Additionally, other nations’ voting processes are neither confusing nor in disarray. The voting process, as it is administered in other countries outside the United States, involve little dispute between the public and those who govern it. One needn’t look further than the structure of our own voting system to understand its negative differences: from the disputes arising over swing states to the use of the electoral college over popular vote, paper only exacerbates the confusion, making the ballot-counting process rapid, chaotic, and therefore—difficult to trace, demanding use of a document management system in the voting process.
Many in recent years have also discussed gerrymandering as an issue in the voting process. Not surprisingly, it’s an issue that both digital voting and Internet access alike can overthrow at both the presidential and local election scale. The less that citizens have to drive to their voting booths, the less opportunity there is for corruption in the form of placing these voting locations unreasonably far from citizens living in counties marginalized by the voting process.
Although The Pew Research Center reports that 88% of U.S. households have access to at least one car, the increase in access to the internet may soon reach a point where the voting booth exists on citizens’ laptops. Yet another argument for document management system use come election day.
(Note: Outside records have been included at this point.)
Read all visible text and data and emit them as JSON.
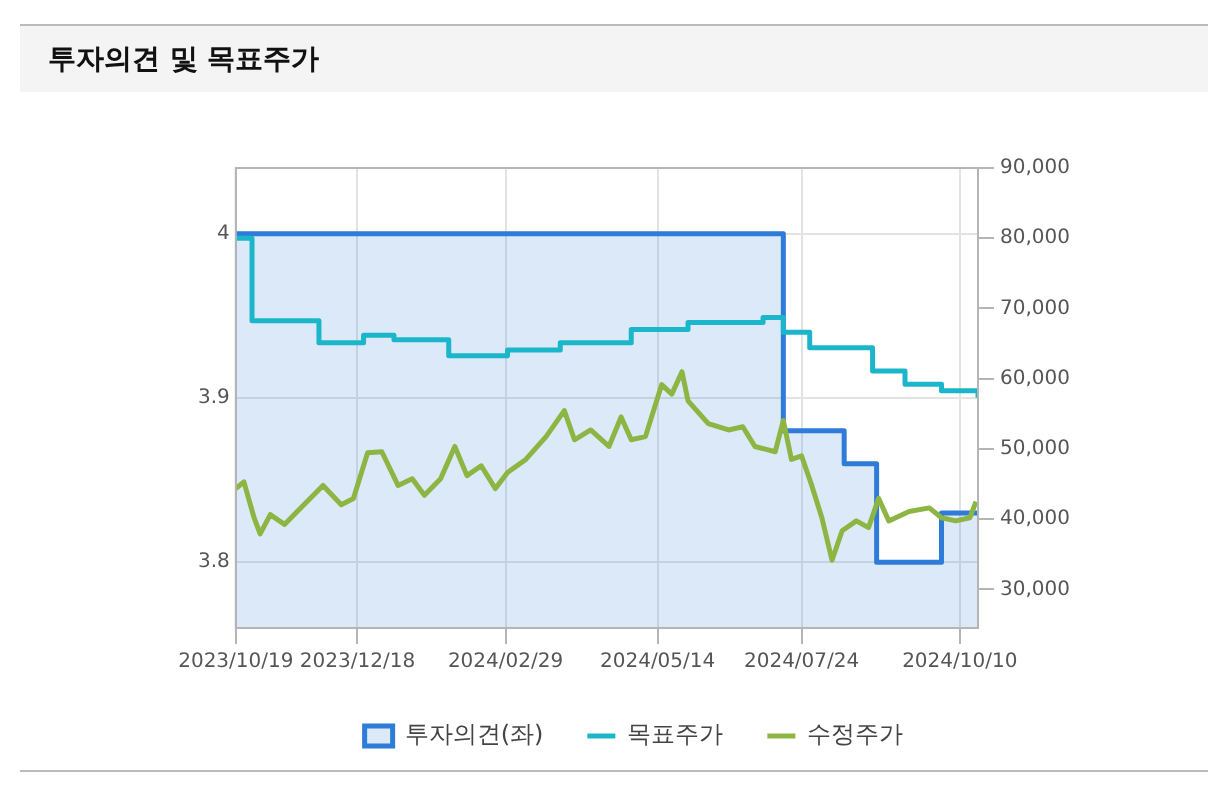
{
  "chart_data": {
    "type": "line",
    "title": "투자의견 및 목표주가",
    "xlim": [
      "2023-10-19",
      "2024-10-19"
    ],
    "xticks": [
      {
        "value": "2023-10-19",
        "label": "2023/10/19"
      },
      {
        "value": "2023-12-18",
        "label": "2023/12/18"
      },
      {
        "value": "2024-02-29",
        "label": "2024/02/29"
      },
      {
        "value": "2024-05-14",
        "label": "2024/05/14"
      },
      {
        "value": "2024-07-24",
        "label": "2024/07/24"
      },
      {
        "value": "2024-10-10",
        "label": "2024/10/10"
      }
    ],
    "ylim": [
      3.76,
      4.04
    ],
    "yticks": [
      3.8,
      3.9,
      4
    ],
    "y2lim": [
      24500,
      90000
    ],
    "y2ticks": [
      {
        "value": 30000,
        "label": "30,000"
      },
      {
        "value": 40000,
        "label": "40,000"
      },
      {
        "value": 50000,
        "label": "50,000"
      },
      {
        "value": 60000,
        "label": "60,000"
      },
      {
        "value": 70000,
        "label": "70,000"
      },
      {
        "value": 80000,
        "label": "80,000"
      },
      {
        "value": 90000,
        "label": "90,000"
      }
    ],
    "grid": true,
    "legend": "bottom",
    "series": [
      {
        "name": "투자의견(좌)",
        "type": "area",
        "color": "#2f7bd8",
        "x": [
          "2023-10-19",
          "2024-07-15",
          "2024-07-15",
          "2024-08-14",
          "2024-08-14",
          "2024-08-30",
          "2024-08-30",
          "2024-10-01",
          "2024-10-01",
          "2024-10-19"
        ],
        "values": [
          4,
          4,
          3.88,
          3.88,
          3.86,
          3.86,
          3.8,
          3.8,
          3.83,
          3.83
        ]
      },
      {
        "name": "목표주가",
        "type": "step",
        "axis": "y2",
        "color": "#1bb6c9",
        "x": [
          "2023-10-19",
          "2023-10-27",
          "2023-11-29",
          "2023-12-21",
          "2024-01-05",
          "2024-02-01",
          "2024-03-01",
          "2024-03-27",
          "2024-05-01",
          "2024-05-29",
          "2024-07-05",
          "2024-07-15",
          "2024-07-28",
          "2024-08-28",
          "2024-09-13",
          "2024-10-01",
          "2024-10-19"
        ],
        "values": [
          80000,
          68250,
          65100,
          66200,
          65550,
          63250,
          64100,
          65100,
          67000,
          68000,
          68700,
          66600,
          64400,
          61100,
          59200,
          58300,
          57300
        ]
      },
      {
        "name": "수정주가",
        "type": "line",
        "axis": "y2",
        "color": "#8db543",
        "x": [
          "2023-10-19",
          "2023-10-23",
          "2023-10-28",
          "2023-10-31",
          "2023-11-05",
          "2023-11-12",
          "2023-11-20",
          "2023-12-01",
          "2023-12-10",
          "2023-12-16",
          "2023-12-23",
          "2023-12-30",
          "2024-01-07",
          "2024-01-14",
          "2024-01-20",
          "2024-01-28",
          "2024-02-04",
          "2024-02-10",
          "2024-02-17",
          "2024-02-24",
          "2024-03-01",
          "2024-03-10",
          "2024-03-20",
          "2024-03-29",
          "2024-04-03",
          "2024-04-11",
          "2024-04-20",
          "2024-04-26",
          "2024-05-01",
          "2024-05-08",
          "2024-05-16",
          "2024-05-21",
          "2024-05-26",
          "2024-05-29",
          "2024-06-08",
          "2024-06-18",
          "2024-06-25",
          "2024-07-01",
          "2024-07-11",
          "2024-07-15",
          "2024-07-19",
          "2024-07-24",
          "2024-07-29",
          "2024-08-03",
          "2024-08-08",
          "2024-08-13",
          "2024-08-20",
          "2024-08-26",
          "2024-08-31",
          "2024-09-05",
          "2024-09-15",
          "2024-09-25",
          "2024-10-01",
          "2024-10-08",
          "2024-10-15",
          "2024-10-18"
        ],
        "values": [
          44350,
          45300,
          40200,
          37900,
          40650,
          39250,
          41600,
          44800,
          42050,
          42950,
          49450,
          49600,
          44800,
          45750,
          43400,
          45750,
          50350,
          46200,
          47600,
          44350,
          46650,
          48500,
          51750,
          55450,
          51300,
          52700,
          50350,
          54550,
          51300,
          51750,
          59150,
          57800,
          61000,
          56850,
          53600,
          52700,
          53150,
          50350,
          49600,
          54050,
          48500,
          49000,
          44800,
          40200,
          34150,
          38350,
          39750,
          38800,
          42950,
          39750,
          41100,
          41600,
          40200,
          39750,
          40200,
          42500
        ]
      }
    ]
  }
}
If issues with election primaries, gerrymandering, and federal admission of need for more organized processes weren’t enough to convince you that the document management system and other paperless solutions can resolve many issues with the voting process, perhaps the present state of caucuses can change your mind. It can be argued that caucuses have little fidelity to the voting process, as they can limit the impact of individual voters—instead rewarding the more extreme voters who partake in the political processes occurring behind closed doors.
In order to ensure a positive future for voters, we must look back in time to those who legitimized political fairness. Winston Churchill once famously noted, with his usual aphoristic flair, that “Democracy is the worst form of government, except all the others that have been tried.” Although America remains a constitutional republic, the document management system, if adopted for voting purposes, would help voters reclaim the principles of democracy upon which our country was founded.
Instead of only voting for a political candidate, we should also be able to vote on how we determine the outcome of an election, and relying on secure and efficient technologies to accomplish this feat is the first and most meaningful step in turning this idyll into reality.